The European data retention ruling and the struggle about national surveillance laws

600x300_nsa-wiretapping

 

Various Member States, Italy in primis, will have to revise their legislation about conditions and duration of obligations upon ISPs and telecoms to keep record of Internet traffic and telephony conversations. The telecom industry will seek opportunities to diminish such obligations, which normally require huge capex investments in data retention equipments and exhausting communications with public prosecutors. Finally, civil rights organizations will attack in courts existing data retention legislations on the assumption that they are in contrast with the European jurisprudence. All this will happen in a scenario where national governments tend, in contrast with the above, to reinforce internal surveillance for antiterrorism- reasons, rather than relaxing the public security regime.

The above are the main effects of today’s CJEU ruling on a joint-case concerning the legitimacy of data retention laws in EU Member States.

This court decision follows the previous 2014 ruling about the annulment of the European Data Retention Directive. In that case, the CJEU just pointed out the relation between fundamental rights, data protection and retention of personal data by ISP and telecom operators, with the final result that the directive was annulled. The same principles are now applied directly in the context of national legislations on data retention, without major changes.

To tell the true, following the 2014 ruling most of European countries started a review of respective legislations in the matter of data retention, however with the prevailing result to keep alive the existing legislations (save for some minor adaptations). In some countries, however, the local constitutional courts rendered rulings annulling their data retention legislation. Few countries remained completely inactive, amongst them Italy. Today’s ruling will make even more difficult this wait and see strategy.

The main conclusions of todays’ ruling are:

· Member States may not impose a general obligation to retain data on providers of electronic communication services

· Data retention is admissible under EU law only in instances where it is targeted, limited to what is strictly necessary, and subject to conditions (e.g. prior review by an independent authority, localization of data, etc).

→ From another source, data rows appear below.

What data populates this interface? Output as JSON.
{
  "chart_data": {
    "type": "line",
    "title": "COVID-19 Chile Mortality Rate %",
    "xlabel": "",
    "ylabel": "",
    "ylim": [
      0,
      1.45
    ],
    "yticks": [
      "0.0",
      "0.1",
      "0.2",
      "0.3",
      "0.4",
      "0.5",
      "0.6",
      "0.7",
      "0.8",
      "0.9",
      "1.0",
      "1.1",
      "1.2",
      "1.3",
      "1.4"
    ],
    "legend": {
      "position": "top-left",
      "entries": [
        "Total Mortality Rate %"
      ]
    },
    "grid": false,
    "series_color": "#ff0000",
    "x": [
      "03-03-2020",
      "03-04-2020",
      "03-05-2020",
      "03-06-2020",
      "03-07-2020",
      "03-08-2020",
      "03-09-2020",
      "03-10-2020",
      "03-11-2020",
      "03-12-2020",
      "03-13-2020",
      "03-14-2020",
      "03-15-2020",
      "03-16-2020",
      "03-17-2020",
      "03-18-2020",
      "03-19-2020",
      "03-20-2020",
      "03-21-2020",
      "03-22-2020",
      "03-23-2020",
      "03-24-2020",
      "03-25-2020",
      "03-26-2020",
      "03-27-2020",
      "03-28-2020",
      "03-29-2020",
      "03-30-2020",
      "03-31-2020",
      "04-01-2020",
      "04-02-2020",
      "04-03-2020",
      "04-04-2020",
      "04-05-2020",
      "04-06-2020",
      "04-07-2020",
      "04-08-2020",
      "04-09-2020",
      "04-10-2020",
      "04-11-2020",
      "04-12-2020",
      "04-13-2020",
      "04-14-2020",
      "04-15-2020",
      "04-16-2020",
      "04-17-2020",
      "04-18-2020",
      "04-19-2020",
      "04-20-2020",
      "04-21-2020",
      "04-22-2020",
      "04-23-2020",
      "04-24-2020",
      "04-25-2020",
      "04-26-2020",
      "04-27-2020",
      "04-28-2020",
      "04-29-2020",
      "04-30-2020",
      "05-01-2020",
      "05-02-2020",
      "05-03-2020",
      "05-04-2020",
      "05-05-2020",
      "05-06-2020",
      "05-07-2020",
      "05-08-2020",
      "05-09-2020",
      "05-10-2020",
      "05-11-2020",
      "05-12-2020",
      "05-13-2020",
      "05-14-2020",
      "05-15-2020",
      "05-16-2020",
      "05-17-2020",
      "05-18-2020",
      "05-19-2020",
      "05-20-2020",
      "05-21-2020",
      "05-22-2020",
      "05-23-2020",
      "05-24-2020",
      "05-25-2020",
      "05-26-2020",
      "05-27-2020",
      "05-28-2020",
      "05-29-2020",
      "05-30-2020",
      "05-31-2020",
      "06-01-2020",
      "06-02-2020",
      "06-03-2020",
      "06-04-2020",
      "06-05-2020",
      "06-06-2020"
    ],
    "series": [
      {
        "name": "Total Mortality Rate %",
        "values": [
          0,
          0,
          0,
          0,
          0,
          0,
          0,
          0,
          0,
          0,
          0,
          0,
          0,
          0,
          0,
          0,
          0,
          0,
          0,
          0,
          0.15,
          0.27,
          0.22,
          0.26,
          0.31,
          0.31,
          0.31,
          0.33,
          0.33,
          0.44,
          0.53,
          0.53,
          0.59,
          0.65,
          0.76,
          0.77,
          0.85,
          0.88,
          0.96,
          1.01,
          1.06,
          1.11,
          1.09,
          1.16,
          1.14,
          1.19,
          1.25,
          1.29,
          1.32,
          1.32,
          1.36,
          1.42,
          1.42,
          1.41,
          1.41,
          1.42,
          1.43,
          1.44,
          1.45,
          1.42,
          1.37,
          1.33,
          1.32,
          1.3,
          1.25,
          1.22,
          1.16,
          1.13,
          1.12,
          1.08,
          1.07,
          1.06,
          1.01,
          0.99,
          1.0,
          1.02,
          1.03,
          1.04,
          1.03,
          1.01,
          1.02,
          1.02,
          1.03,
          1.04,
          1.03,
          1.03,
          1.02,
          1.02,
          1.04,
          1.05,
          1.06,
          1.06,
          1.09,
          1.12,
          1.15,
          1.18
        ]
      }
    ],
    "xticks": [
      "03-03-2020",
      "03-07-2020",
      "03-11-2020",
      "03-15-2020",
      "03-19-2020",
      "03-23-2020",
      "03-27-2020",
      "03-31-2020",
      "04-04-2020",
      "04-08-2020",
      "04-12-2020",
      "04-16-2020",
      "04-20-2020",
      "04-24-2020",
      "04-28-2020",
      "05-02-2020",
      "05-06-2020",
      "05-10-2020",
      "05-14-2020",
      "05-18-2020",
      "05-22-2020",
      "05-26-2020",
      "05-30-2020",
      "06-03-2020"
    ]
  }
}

The reasoning of the CJEU is streamlined hereinbelow:

· EU law precludes national legislation prescribing general and indiscriminate retention of data.
· Data retention constitute a serious interference with citizens fundamental rights and as such can only be utilised in the fight against serious crime.
· Legislation prescribing a general and indiscriminate retention of data does not require there to be any relationship between the data which must be retained and a threat to public security.
· Such national legislation therefore exceeds the limits of what is strictly necessary and cannot be considered to be justified within a democratic society, as required by the directive, read in the light of the Charter.
· The EU acquis does not however preclude national data retention laws, provided that the retention of data is: (i) Limited to what is strictly necessary (in terms of categories of data retained, persons targeted, retention period, etc); (ii) Defined in clear and precise national legislation; (iii) Constrained by meaningful procedural safeguards; (iv) Based on objective evidence.
· Concerning access to data, Member States must introduce objective criteria in order to define the circumstances and conditions under which the competent national authorities are to be granted access to the data.
· It is essential that access to retained data should, except in cases of urgency, be subject to prior review carried out by a court or an independent authority.
· National data retention legislation must make provision for that data to be retained within the EU owing to its sensitivity.